Extraits d’un texte de Patrice Loraux

Comme si deux démarches étaient en concurrence qui à leur point de contact produisaient l’œuvre : faire du fond en recouvrant les surfaces — c’est à dire très exactement peindre — et agencer des morceaux de documents venus d’ailleurs, plus précisément d’un temps antérieur, des vestiges arrachés aux épaisseurs anciennes, mis à plat, déchirés, ou plutôt dépecés convenablement pour faire surgir des segments de récit graphique, des réseaux de lignes qui font récit par entrecroisements, ondulations, méandres ou nœux.

A la jonction donc du peint et du collé, une fine armature de peinture à peine pressentie, tient l’ensemble, fermement.

Le raccordement des pièces et prélèvement est précis dans un ajustement malgré tout vibrant. Encore faut-il avoir bien déchiré, bien découpé pour que le récit abstrait des motifs partiels soit adéquatement cadré.[...]

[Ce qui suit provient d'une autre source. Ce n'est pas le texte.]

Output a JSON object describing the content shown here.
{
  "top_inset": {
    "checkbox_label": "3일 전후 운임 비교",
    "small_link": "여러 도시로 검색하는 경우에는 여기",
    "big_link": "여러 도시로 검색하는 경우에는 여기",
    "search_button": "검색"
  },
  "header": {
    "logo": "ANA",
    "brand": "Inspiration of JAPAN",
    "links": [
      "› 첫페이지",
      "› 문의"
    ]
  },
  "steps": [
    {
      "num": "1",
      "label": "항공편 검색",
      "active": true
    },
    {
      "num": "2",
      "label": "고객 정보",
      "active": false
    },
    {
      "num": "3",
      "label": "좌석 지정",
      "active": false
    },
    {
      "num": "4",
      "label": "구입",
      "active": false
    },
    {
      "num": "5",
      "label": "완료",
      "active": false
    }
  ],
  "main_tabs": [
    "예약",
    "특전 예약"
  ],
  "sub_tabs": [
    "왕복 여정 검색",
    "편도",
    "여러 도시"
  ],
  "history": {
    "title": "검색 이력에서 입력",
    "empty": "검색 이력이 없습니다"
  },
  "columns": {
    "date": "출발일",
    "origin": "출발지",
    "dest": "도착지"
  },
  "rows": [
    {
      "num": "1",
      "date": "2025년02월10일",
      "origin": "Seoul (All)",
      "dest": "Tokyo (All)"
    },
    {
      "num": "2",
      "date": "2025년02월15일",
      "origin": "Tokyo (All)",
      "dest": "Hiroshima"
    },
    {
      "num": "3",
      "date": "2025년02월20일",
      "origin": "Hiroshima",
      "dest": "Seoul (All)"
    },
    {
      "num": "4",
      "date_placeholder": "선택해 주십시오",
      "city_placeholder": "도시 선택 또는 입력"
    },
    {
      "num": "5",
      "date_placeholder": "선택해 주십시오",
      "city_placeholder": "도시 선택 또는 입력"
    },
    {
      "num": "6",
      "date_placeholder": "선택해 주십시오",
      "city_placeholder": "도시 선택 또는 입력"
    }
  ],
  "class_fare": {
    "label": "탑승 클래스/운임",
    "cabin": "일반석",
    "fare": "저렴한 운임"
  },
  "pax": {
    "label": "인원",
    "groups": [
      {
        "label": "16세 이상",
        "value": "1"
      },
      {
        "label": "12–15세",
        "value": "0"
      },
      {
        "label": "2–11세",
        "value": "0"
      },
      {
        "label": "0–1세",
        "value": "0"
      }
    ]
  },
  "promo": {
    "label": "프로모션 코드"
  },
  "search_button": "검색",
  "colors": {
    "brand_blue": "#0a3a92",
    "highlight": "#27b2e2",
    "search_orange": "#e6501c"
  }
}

Et cependant les pièces collées, s’enjambent en même temps qu’elles sont sous la menace d’un recouvrement partiel de peinture.[...]

Le drame sans éclat est bien là, c’est celui d’une lutte entre la tentation de l’entière peinture qui pourrait tout envahir en submergeant l’ensemble et l’exigence de préserver les agencements de ces bouts de texture qui ne racontent plus qu’un peu de récit graphique.

Cette bataille se déploie dans l’épaisseur d’un plan.